Prophecy was a monster movie designed to tap into the new fad for Animals Amok films that was the latest big thing following the success of Steven Spielbergs Jaws (1975). It had a good many elements that should have made it a classic John Frankenheimer as director, screenwriter David Seltzer who was a hot name coming just after the massive hit of The Omen (1976). Instead, Prophecy proved to be a complete flop.
David Seltzer is a screenwriter see below for his other genre works who frequently obsesses over the socially apocalyptic in particular, the Biblical End Times prophecies that play out in works like The Omen and The Omen (2006), The Eighteenth Angel (1998) and Revelations (tv mini-series, 2005), or of nature amok as we see here and in his first film, the mockumentary The Hellstrom Chronicle (1971). Prophecy taps into a pile of burgeoning 1970s environmental concerns. In fact, David Seltzer has taken the basics of Prophecy from a real-life apocalypse the environmental disaster in the Japanese city of Minimata, which came to light in 1958 where it was discovered that mercury waste being dumped into a nearby river from a chemical plant had caused severe mutations and neurological degenerations among the locals. The effects of this consisted of loss of muscular control, vision and hearing, followed eventually by insanity and paralysis. Prophecy, with typical monster movie alarmism, promptly has this put to creating giant sized and rampaging wildlife, whereas in real life mercury poisoning would tend to render the victims helpless and unable to control their bodies. Certainly, Seltzers quoting of these scenes gives the film a level of real-world credibility that many other monster films lack.
In the 1950s, when films like The Beast from 20,000 Fathoms (1953) and Godzilla, King of the Monsters (1954) added social commentary in the form of strident warnings about the A-bomb to tight, compact monster movies, they had a crazy integrity that came from the seat of the unconscious and would speak with fierce intensity. Despite a budget ten, often a hundred times, greater than these films ever had, Prophecy, in trying to get outraged about environmental issues, is no more than a monster movie that has just picked up a placard and joined the latest trendy protest march. Others of this era did this type of thing with amazing results, like Larry Cohen in Its Alive (1974), but here the results are incredibly heavy-handed. You can almost see Prophecy ticking liberal causes off on its fingers at times as the film opens, within a matter of two scenes it manages to introduce themes of Ghetto Landlords, Indian Land Rights, Black Poverty, Unwanted Pregnancy, Health Conditions of the Poor and Industrial Pollution. This is not a monster movie with a social conscience it is a turkey with over-inflated pretensions to message making.

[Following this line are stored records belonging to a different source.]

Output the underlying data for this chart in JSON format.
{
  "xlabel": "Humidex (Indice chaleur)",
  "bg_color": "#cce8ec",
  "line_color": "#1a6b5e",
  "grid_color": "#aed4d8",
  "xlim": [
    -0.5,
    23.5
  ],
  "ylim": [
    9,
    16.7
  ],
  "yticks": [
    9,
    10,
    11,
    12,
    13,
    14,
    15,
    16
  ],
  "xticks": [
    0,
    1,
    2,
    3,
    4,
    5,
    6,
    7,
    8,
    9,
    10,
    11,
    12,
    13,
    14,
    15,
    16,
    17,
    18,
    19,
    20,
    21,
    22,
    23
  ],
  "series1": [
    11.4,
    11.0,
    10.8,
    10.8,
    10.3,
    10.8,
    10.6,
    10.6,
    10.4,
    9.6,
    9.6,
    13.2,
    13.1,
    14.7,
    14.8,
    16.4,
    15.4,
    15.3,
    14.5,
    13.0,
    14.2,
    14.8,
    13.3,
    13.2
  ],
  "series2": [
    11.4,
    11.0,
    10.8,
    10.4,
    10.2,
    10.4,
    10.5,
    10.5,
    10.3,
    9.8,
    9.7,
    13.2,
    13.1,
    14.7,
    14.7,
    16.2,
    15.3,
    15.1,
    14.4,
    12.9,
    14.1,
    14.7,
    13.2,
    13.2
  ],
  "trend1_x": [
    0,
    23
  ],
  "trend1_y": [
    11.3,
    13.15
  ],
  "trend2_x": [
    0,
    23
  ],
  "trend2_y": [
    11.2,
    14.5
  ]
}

Much of which might have been tolerable if Prophecy were any good as a monster movie. However, the results emerge poorly on screen. The weak, grainy photography makes the film look no different from the low-budget Jaws rip-offs of William Girdler there is little difference in look between Prophecy and Girdlers cheap Grizzly (1976), for instance. The creature effects are frequently laughable a giant flying salmon, the mutant bear with a face like a pussycat. Especially hilarious is the image of the mutated baby bear with a miniature IV tube stuck in its arm, which for some reason left me in uncontrollable titters. Much of the film teeters on the brink of this unintentional absurdity and fails to emerge on the winning side the scene with the kid being killed in the exploding sleeping bag is positively hilarious. John Frankenheimer tries hard to generate tension during the scenes with the mutant bear pursuing the cast near the end, but much of the story is predictable and boring. The opening chase sequence verges on the incoherent. If one did not know that John Frankenheimer was also the director of stylish, paranoid nightmares like The Manchurian Candidate and Seconds it would be impossible to guess this is just amateur night at the drive-in.
John Frankenheimers other films of genre interest are the classic Cold War brainwashing black comedy The Manchurian Candidate (1962); Seven Days in May (1964), a political thriller about an armed coup to overthrow The President; the rejuvenation syndicate film Seconds (1966); and the H.G. Wells adaptation The Island of Dr Moreau (1996).
Screenwriter David Seltzer has written other mainstream films such as Punchline (1988) and Bird on a Wire (1990). Seltzers most famous work was The Omen (1976), which created the genre for End Times films concerning the Biblical appearance of the Anti-Christ. Seltzer also ventured to genre material with his scripts for the ghost story Dragonfly (2002) and ventured back to Biblical End Times themes for The Eighteenth Angel (1998), the six-episode mini-series Revelations (2005) and the remake of The Omen (2006).